Segundo o Ministério do Desenvolvimento e Assistência Social, o Bolsa Família alcança neste mês 18,9 milhões de famílias, com investimento de R$ 12,8 bilhões. O programa segue como principal política de transferência de renda do governo federal.

Além do valor mínimo, o pagamento inclui benefícios complementares destinados a grupos específicos. O Benefício Variável Familiar Nutriz garante seis parcelas de R$ 50 para mães de bebês com até seis meses. Há ainda adicional de R$ 50 para gestantes e nutrizes, R$ 50 por filho entre 7 e 18 anos e R$ 150 para cada criança de até 6 anos.

No calendário tradicional, os pagamentos ocorrem nos últimos dez dias úteis do mês, conforme o final do NIS. Informações sobre datas, valores e composição do benefício podem ser consultadas pelo aplicativo Caixa Tem.

Neste mês, moradores de 173 cidades de 11 estados receberam o pagamento antecipado, independentemente do número final do NIS. A medida contemplou municípios afetados por seca, enchentes, chuvas intensas e áreas com povos indígenas em situação de vulnerabilidade.

Entre os estados contemplados estão Rio Grande do Norte, Minas Gerais, Amazonas, Bahia, Pará, Paraná, Piauí, Rio de Janeiro, Roraima, São Paulo e Sergipe.
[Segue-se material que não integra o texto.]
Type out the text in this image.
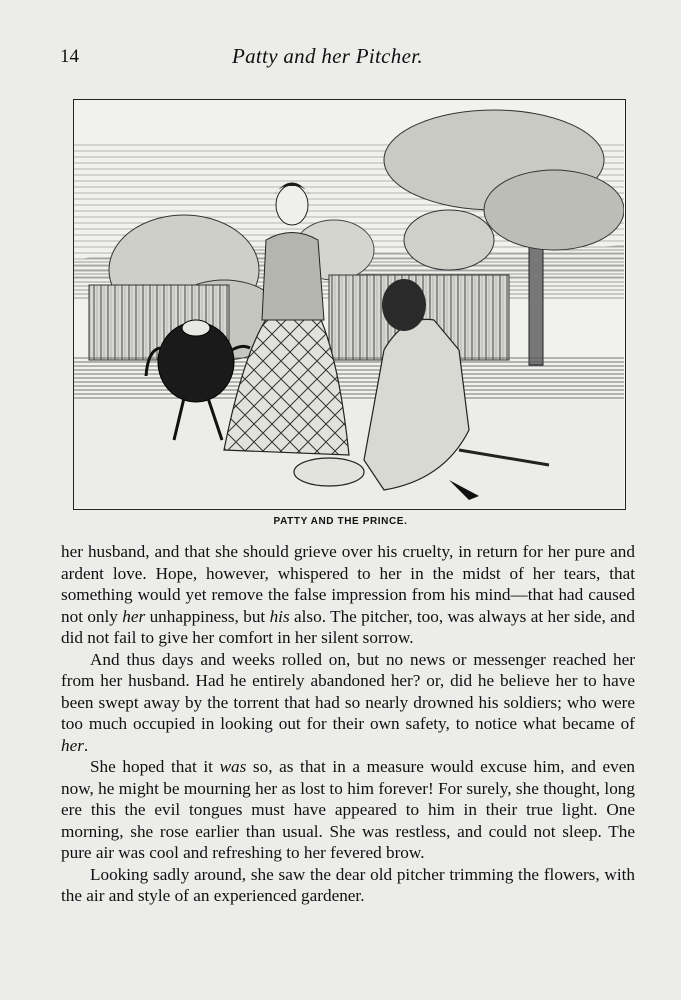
14	Patty and her Pitcher.
PATTY AND THE PRINCE.

her husband, and that she should grieve over his cruelty, in return for her pure and ardent love. Hope, however, whispered to her in the midst of her tears, that something would yet remove the false impression from his mind—that had caused not only her unhappiness, but his also. The pitcher, too, was always at her side, and did not fail to give her comfort in her silent sorrow.

And thus days and weeks rolled on, but no news or messenger reached her from her husband. Had he entirely abandoned her? or, did he believe her to have been swept away by the torrent that had so nearly drowned his soldiers; who were too much occupied in looking out for their own safety, to notice what became of her.

She hoped that it was so, as that in a measure would excuse him, and even now, he might be mourning her as lost to him forever! For surely, she thought, long ere this the evil tongues must have appeared to him in their true light. One morning, she rose earlier than usual. She was restless, and could not sleep. The pure air was cool and refreshing to her fevered brow.

Looking sadly around, she saw the dear old pitcher trimming the flowers, with the air and style of an experienced gardener.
Segundo o governo, a antecipação busca reduzir impactos sociais em localidades atingidas por eventos extremos.

Desde 2024, beneficiários do programa deixaram de ter desconto do Seguro Defeso, mudança prevista na Lei 14.601. O benefício é destinado a pescadores artesanais impedidos de trabalhar durante a piracema.
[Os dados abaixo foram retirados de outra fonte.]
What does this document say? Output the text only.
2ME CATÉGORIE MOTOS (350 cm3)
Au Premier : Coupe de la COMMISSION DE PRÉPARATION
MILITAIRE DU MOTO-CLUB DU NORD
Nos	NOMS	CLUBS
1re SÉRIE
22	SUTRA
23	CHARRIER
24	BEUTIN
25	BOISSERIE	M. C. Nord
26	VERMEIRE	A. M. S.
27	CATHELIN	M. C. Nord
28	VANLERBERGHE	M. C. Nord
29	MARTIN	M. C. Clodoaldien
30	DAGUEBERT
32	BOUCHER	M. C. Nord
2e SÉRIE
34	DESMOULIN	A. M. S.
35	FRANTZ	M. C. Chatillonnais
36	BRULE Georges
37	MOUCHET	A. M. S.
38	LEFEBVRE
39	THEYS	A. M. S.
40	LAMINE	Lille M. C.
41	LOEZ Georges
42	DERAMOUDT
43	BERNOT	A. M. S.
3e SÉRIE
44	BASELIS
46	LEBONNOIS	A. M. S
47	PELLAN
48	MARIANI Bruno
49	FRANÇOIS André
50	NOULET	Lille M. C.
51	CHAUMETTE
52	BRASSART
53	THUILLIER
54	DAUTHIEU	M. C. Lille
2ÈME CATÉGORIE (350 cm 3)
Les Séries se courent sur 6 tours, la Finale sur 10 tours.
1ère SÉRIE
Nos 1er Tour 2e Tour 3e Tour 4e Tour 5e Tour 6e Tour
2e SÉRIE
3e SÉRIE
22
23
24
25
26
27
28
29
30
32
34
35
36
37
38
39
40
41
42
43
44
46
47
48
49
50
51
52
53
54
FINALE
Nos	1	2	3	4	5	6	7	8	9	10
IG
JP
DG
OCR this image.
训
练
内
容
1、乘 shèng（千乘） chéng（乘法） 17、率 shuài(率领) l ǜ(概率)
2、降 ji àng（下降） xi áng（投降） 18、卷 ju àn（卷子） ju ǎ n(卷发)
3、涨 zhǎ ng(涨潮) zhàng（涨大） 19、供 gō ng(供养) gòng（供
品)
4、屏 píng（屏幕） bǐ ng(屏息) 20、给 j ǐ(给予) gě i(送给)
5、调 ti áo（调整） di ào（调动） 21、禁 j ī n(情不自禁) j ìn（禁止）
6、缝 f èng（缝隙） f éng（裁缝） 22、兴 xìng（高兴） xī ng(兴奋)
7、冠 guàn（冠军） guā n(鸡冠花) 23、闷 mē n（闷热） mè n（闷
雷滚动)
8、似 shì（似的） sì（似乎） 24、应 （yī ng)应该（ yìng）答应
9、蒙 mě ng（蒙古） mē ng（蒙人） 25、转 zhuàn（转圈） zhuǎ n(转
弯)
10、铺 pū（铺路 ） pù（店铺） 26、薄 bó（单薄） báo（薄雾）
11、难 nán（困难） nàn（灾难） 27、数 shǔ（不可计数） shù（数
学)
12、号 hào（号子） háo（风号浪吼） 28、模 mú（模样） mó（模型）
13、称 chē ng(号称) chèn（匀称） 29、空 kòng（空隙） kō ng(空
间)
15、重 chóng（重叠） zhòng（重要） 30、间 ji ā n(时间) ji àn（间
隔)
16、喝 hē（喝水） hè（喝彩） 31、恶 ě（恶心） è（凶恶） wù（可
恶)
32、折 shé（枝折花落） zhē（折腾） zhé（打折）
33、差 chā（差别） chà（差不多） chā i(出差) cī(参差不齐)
Outro ponto destacado é a regra de proteção, que em abril alcança cerca de 2,34 milhões de famílias. O mecanismo permite que beneficiários que aumentaram a renda por ingresso no mercado de trabalho continuem recebendo 50% do benefício por período determinado.
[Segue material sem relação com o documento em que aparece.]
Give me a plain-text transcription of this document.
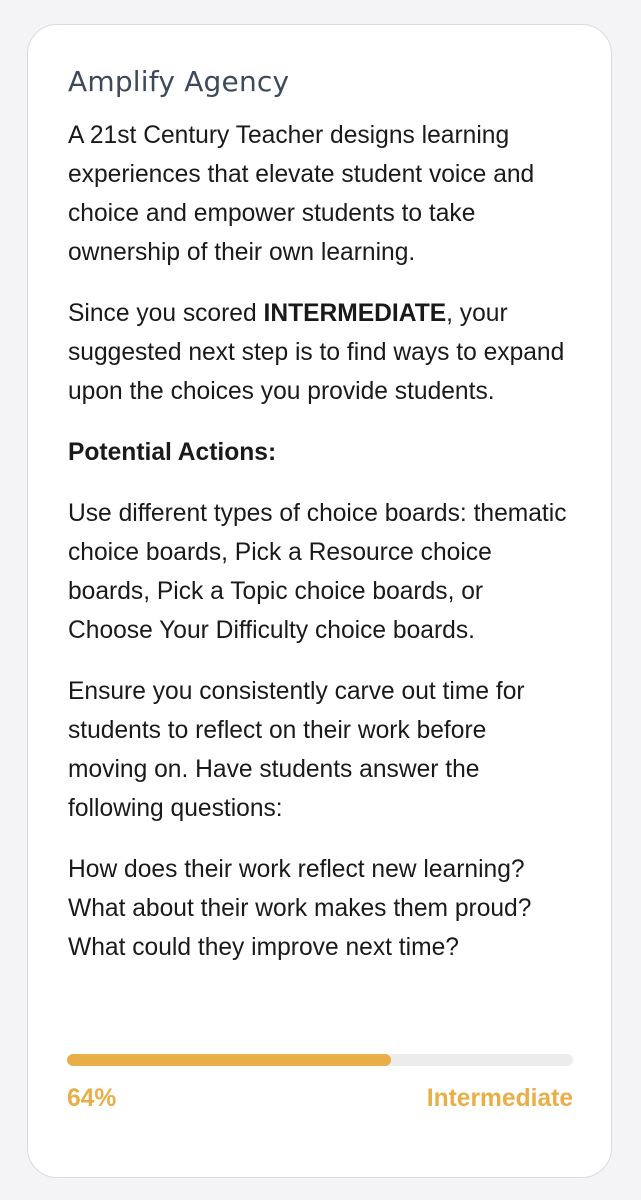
Amplify Agency

A 21st Century Teacher designs learning experiences that elevate student voice and choice and empower students to take ownership of their own learning.

Since you scored INTERMEDIATE, your suggested next step is to find ways to expand upon the choices you provide students.

Potential Actions:

Use different types of choice boards: thematic choice boards, Pick a Resource choice boards, Pick a Topic choice boards, or Choose Your Difficulty choice boards.

Ensure you consistently carve out time for students to reflect on their work before moving on. Have students answer the following questions:

How does their work reflect new learning? What about their work makes them proud? What could they improve next time?

64%	Intermediate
Em 2025, o prazo para novas famílias na regra de proteção foi reduzido de dois anos para um ano, mas a alteração vale apenas para ingressos feitos a partir de junho daquele ano. Famílias incluídas antes disso mantêm regra anterior.

O governo avalia que a combinação entre benefício regular, adicionais e mecanismos de transição busca garantir proteção social, apoio à renda e maior segurança econômica para famílias em situação de vulnerabilidade.